The 2004 Hemingway Foundation/PEN Award and the L.L. Winship/PEN Awards are presented. Jennifer Haigh is honored as the 2004 recipient of the Hemingway Foundation/PEN Award for a distinguished first book of fiction for Mrs. Kimble. Sean Hemingway, the grandson of Nobel Prize-winning writer Ernest Hemingway, will present the award. The ceremony also honors writers Carlo Rotella and Joan Leegant as cowinners of the 2004 L.L. Winship/PEN New England Award, given annually to an author from New England or to an author whose writing includes a New England setting. Mr. Rotella is being recognized for Cut Time: An Education at the Fights, and Ms. Leegant for An Hour in Paradise. The L.L. Winship/PEN Award honors long-time Boston Globe editor Laurence L. Winship and is sponsored by the Boston Globe and PEN/New England. Award-winning novelist Russell Banks, whose works Affliction and The Sweet Hereafter were made into movies and Continental Drift and Cloudsplitter were nominated for the Pulitzer Prize, serves as the ceremony’s keynote speaker.

+ BIO: Jennifer Haigh

Jennifer Haigh is a novelist and short story writer. Her first book, Mrs. Kimble, won the 2004 PEN/Hemingway Award for debut fiction. Her second, Baker Towers, was a New York Times bestseller and won the 2006 PEN/L.L. Winship Award for outstanding book by a New England author. Both have been published in nine languages. Other fiction has been published in Granta, Ploughshares, Five Points, Good Housekeeping and other places.

+ BIO: Carlo Rotella

Dr. Carlo Rotella is Associate Professor of English and Director of American Studies at Boson College. He has also taught at the University of Massachusetts Boston, Lafayette College, and Wesleyan University. He holds a Ph.D. degree from Yale University. He has published three books: Cut Time: An Education at the Fights, which won a PEN New England Award and was a finalist for the LA Times Book Prize; Good with Their Hands: Boxers, Bluesmen, and Other Characters from the Rust Belt; and October Cities: The Redevelopment of Urban Literature. He has also published chapters in other books and numerous essays and articles in journals and magazines.
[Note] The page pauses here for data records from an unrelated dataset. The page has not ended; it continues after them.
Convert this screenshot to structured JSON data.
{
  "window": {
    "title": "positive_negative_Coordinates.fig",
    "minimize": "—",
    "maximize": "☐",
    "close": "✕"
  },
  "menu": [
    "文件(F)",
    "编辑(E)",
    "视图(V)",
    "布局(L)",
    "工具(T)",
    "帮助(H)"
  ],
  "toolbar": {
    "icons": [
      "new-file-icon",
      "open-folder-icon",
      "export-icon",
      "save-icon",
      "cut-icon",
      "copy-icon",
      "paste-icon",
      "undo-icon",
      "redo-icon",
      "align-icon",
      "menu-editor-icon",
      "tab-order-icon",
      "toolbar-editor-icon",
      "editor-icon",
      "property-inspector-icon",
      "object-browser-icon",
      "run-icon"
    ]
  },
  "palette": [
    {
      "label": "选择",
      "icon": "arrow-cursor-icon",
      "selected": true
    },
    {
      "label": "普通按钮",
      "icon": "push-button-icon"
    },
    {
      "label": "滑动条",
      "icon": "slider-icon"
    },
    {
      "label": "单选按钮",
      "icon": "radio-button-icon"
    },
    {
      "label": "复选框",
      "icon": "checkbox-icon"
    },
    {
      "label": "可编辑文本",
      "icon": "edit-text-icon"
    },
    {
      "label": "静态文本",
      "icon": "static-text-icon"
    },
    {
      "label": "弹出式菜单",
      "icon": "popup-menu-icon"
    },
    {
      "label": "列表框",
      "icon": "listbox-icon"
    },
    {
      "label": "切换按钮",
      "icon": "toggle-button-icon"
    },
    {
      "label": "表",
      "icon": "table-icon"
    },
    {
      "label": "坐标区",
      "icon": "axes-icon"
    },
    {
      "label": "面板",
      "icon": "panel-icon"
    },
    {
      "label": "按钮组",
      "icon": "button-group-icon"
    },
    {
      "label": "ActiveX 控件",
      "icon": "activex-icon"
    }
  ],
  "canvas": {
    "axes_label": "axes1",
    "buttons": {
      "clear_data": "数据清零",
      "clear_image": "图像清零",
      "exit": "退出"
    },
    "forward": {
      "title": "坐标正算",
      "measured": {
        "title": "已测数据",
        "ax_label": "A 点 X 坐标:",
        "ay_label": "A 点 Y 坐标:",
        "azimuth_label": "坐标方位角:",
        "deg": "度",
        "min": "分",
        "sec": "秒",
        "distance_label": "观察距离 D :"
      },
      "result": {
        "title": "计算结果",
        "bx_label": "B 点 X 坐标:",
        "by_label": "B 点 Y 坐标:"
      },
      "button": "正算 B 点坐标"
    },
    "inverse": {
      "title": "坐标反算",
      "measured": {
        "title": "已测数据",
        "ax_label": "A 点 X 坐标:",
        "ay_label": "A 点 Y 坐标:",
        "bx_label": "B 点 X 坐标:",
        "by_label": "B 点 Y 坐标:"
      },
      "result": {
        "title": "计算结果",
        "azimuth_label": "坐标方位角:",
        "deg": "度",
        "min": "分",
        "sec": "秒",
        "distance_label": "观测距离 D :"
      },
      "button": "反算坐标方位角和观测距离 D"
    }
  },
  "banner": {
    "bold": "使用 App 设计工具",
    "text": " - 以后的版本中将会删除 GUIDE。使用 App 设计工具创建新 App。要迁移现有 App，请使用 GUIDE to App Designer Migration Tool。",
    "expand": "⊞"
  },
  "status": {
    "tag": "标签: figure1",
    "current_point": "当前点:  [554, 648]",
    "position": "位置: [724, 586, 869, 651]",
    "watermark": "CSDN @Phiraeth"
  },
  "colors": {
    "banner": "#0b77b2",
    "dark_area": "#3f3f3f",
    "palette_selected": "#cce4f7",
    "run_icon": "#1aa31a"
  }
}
He has appeared on the NPR shows Fresh Air and Only a Game.

+ BIO: Joan Leegant

Joan Leegant has won numerous prizes for her story collection, AN HOUR IN PARADISE (W.W. Norton), including the Edward Lewis Wallant Award for the best book of Jewish-American fiction, and the L.L. Winship/PEN New England Award for the best book by a New England author. AN HOUR IN PARADISE was also a Fall 2003 Selection for the Barnes & Noble Discover Great New Writers Program. Joan attended Radcliffe College, Boston University Law School, and the Vermont College MFA Program. After practicing law for several years, she went to Jerusalem for what was to be a six month stay. She remained there for nearly three years, becoming absorbed by the varieties of Jewish experience that later made their way into her fiction. She is a recipient of an artist grant from the Massachusetts Cultural Council and several fellowships from the MacDowell Colony. She teaches writing at Harvard University.